How Asia's Banks are Changing
Cleaning up bad debt, tightening credit controls
and learning to cater to consumers.
In this article
A FUTURISTIC corridor leading to
Singapore’s financial district
Economic growth requires economic flexibility, which in turn requires flexibility in the banking system. A combination of market forces and regulatory reform is laying the foundation for more agile systems throughout Asia—an essential framework as Asia’s banks try to adapt quickly to the global marketplace of the 21st century.

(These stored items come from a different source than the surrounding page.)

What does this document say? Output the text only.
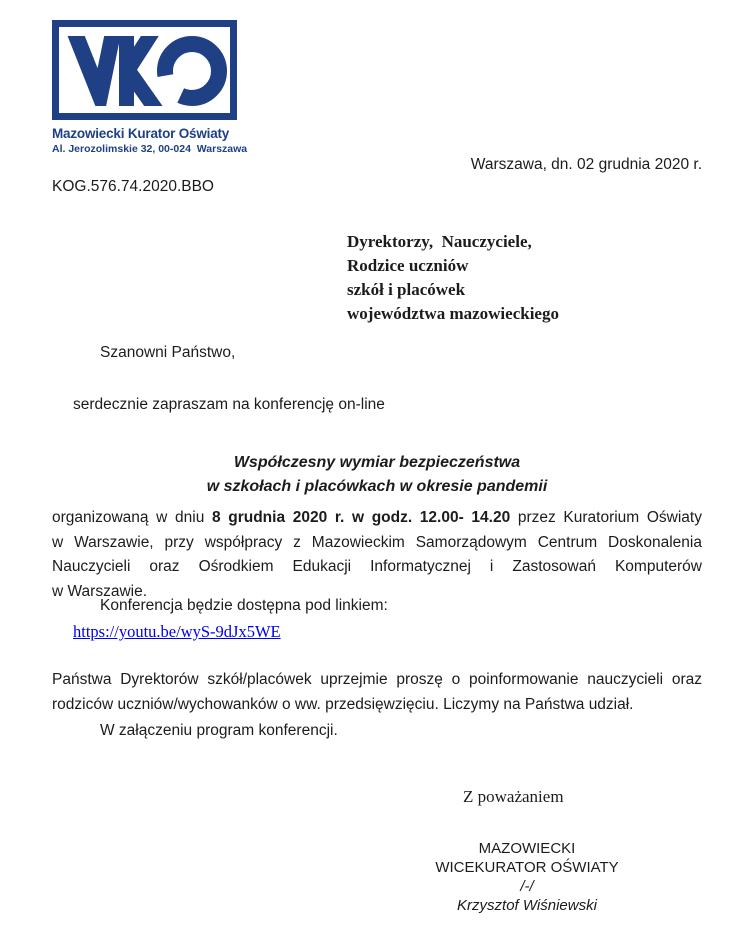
Mazowiecki Kurator Oświaty
Al. Jerozolimskie 32, 00-024  Warszawa
Warszawa, dn. 02 grudnia 2020 r.
KOG.576.74.2020.BBO
Dyrektorzy,  Nauczyciele,
Rodzice uczniów
szkół i placówek
województwa mazowieckiego
Szanowni Państwo,
serdecznie zapraszam na konferencję on-line
Współczesny wymiar bezpieczeństwa
w szkołach i placówkach w okresie pandemii
organizowaną w dniu 8 grudnia 2020 r. w godz. 12.00- 14.20 przez Kuratorium Oświaty
w Warszawie, przy współpracy z Mazowieckim Samorządowym Centrum Doskonalenia
Nauczycieli oraz Ośrodkiem Edukacji Informatycznej i Zastosowań Komputerów
w Warszawie.
Konferencja będzie dostępna pod linkiem:
https://youtu.be/wyS-9dJx5WE
Państwa Dyrektorów szkół/placówek uprzejmie proszę o poinformowanie nauczycieli oraz
rodziców uczniów/wychowanków o ww. przedsięwzięciu. Liczymy na Państwa udział.
W załączeniu program konferencji.
Z poważaniem
MAZOWIECKI
WICEKURATOR OŚWIATY
/-/
Krzysztof Wiśniewski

REFORMS BRING GREATER STABILITY
Between 1970 and the early 1990’s, Asia enjoyed a period of growth that many referred to as the “economic miracle,” fueled largely by foreign investment. Some of its foundations were precarious, however. Banks were channeling short-term money from overseas into long-term loans to questionable, government-favored enterprises. The bubble burst in 1997, when the rapid withdrawal of foreign investors sent asset prices spiraling downward and left the overextended banks poised on the brink of collapse.
The crisis paved the way for badly needed reform in Asian banking systems. Governments have stepped in and helped banks clean up their balance sheets. China was able to use its foreign exchange reserves to eliminate bad loans worth a reported 17% of GDP in 1999, then later recapitalize two of its largest banks to the tune of $45 billion. Japan injected around $510 billion to bail out banks between 1998 and ’99, but it was several years before structural reforms took hold, and the system has only recently begun showing signs of health. Bank reform has been most effective in South Korea, as evidenced by a drop in non-performing loans to $11.9 billion and a historic low of under 2% of all outstanding assets by 2005.

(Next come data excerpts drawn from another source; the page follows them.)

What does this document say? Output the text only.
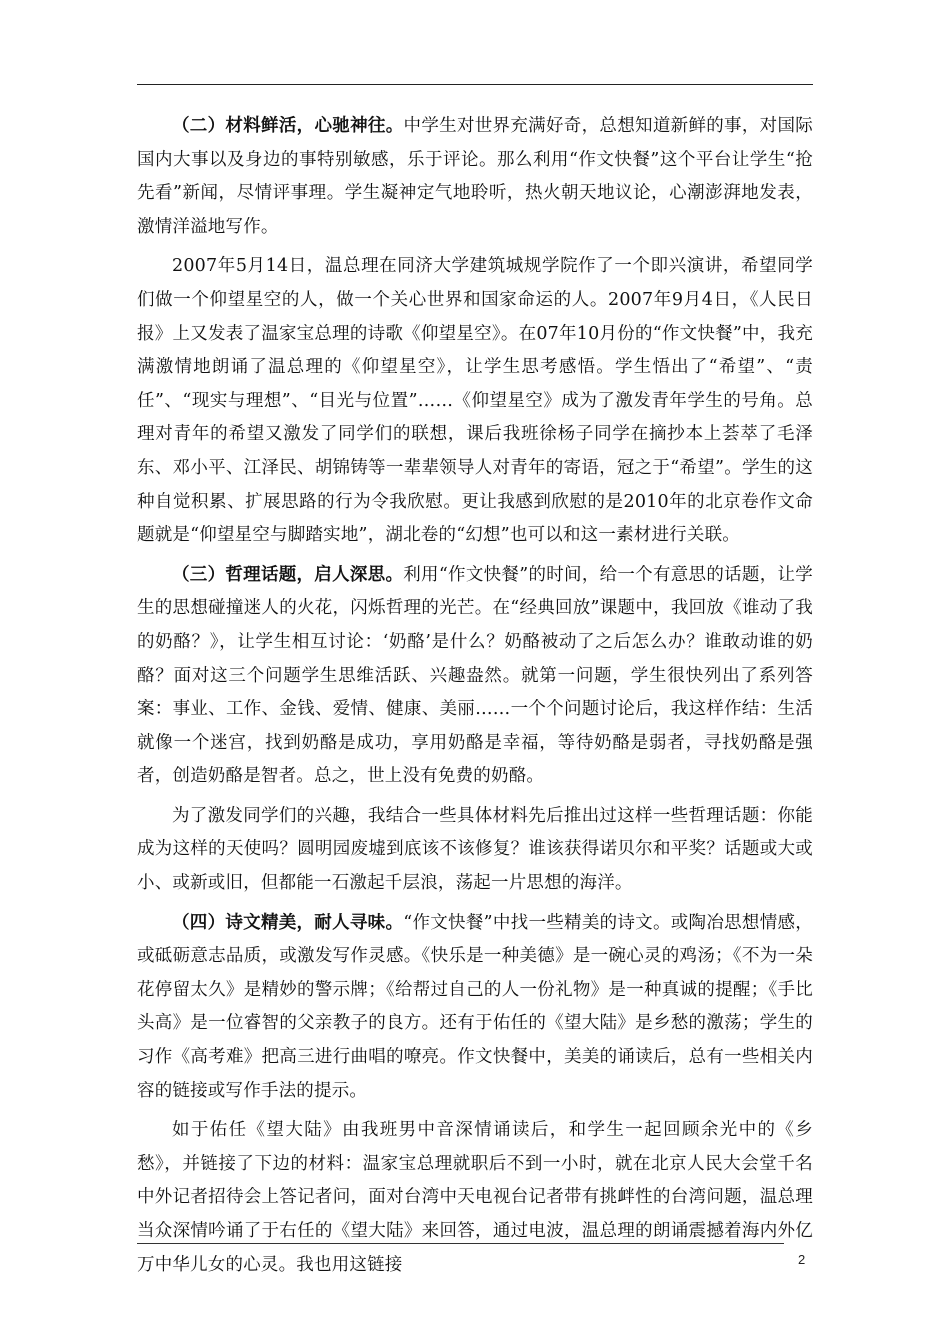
（二）材料鲜活，心驰神往。中学生对世界充满好奇，总想知道新鲜的事，对国际国内大事以及身边的事特别敏感，乐于评论。那么利用“作文快餐”这个平台让学生“抢先看”新闻，尽情评事理。学生凝神定气地聆听，热火朝天地议论，心潮澎湃地发表，激情洋溢地写作。

2007年5月14日，温总理在同济大学建筑城规学院作了一个即兴演讲，希望同学们做一个仰望星空的人，做一个关心世界和国家命运的人。2007年9月4日，《人民日报》上又发表了温家宝总理的诗歌《仰望星空》。在07年10月份的“作文快餐”中，我充满激情地朗诵了温总理的《仰望星空》，让学生思考感悟。学生悟出了“希望”、“责任”、“现实与理想”、“目光与位置”……《仰望星空》成为了激发青年学生的号角。总理对青年的希望又激发了同学们的联想，课后我班徐杨子同学在摘抄本上荟萃了毛泽东、邓小平、江泽民、胡锦铸等一辈辈领导人对青年的寄语，冠之于“希望”。学生的这种自觉积累、扩展思路的行为令我欣慰。更让我感到欣慰的是2010年的北京卷作文命题就是“仰望星空与脚踏实地”，湖北卷的“幻想”也可以和这一素材进行关联。

（三）哲理话题，启人深思。利用“作文快餐”的时间，给一个有意思的话题，让学生的思想碰撞迷人的火花，闪烁哲理的光芒。在“经典回放”课题中，我回放《谁动了我的奶酪？》，让学生相互讨论：‘奶酪’是什么？奶酪被动了之后怎么办？谁敢动谁的奶酪？面对这三个问题学生思维活跃、兴趣盎然。就第一问题，学生很快列出了系列答案：事业、工作、金钱、爱情、健康、美丽……一个个问题讨论后，我这样作结：生活就像一个迷宫，找到奶酪是成功，享用奶酪是幸福，等待奶酪是弱者，寻找奶酪是强者，创造奶酪是智者。总之，世上没有免费的奶酪。

为了激发同学们的兴趣，我结合一些具体材料先后推出过这样一些哲理话题：你能成为这样的天使吗？圆明园废墟到底该不该修复？谁该获得诺贝尔和平奖？话题或大或小、或新或旧，但都能一石激起千层浪，荡起一片思想的海洋。

（四）诗文精美，耐人寻味。“作文快餐”中找一些精美的诗文。或陶冶思想情感，或砥砺意志品质，或激发写作灵感。《快乐是一种美德》是一碗心灵的鸡汤；《不为一朵花停留太久》是精妙的警示牌；《给帮过自己的人一份礼物》是一种真诚的提醒；《手比头高》是一位睿智的父亲教子的良方。还有于佑任的《望大陆》是乡愁的激荡；学生的习作《高考难》把高三进行曲唱的嘹亮。作文快餐中，美美的诵读后，总有一些相关内容的链接或写作手法的提示。

如于佑任《望大陆》由我班男中音深情诵读后，和学生一起回顾余光中的《乡愁》，并链接了下边的材料：温家宝总理就职后不到一小时，就在北京人民大会堂千名中外记者招待会上答记者问，面对台湾中天电视台记者带有挑衅性的台湾问题，温总理当众深情吟诵了于右任的《望大陆》来回答，通过电波，温总理的朗诵震撼着海内外亿万中华儿女的心灵。我也用这链接	2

Most critical to Asia’s banking reforms has been establishing prudential norms to make loans to profitable businesses capable of paying them back. Asia’s banks have improved their credit assessment standards and audit controls. Financial transparency and disclosure have also vastly improved, particularly as most publicly listed banks are required to issue quarterly accounting statements. For example: prior to the crisis lenders and regulators made little effort to distinguish different types of non-performing loans. Today, a more sophisticated grading system helps classify bad loans more precisely by a variety of criteria, enabling lenders to properly account for risk and devise workout strategies.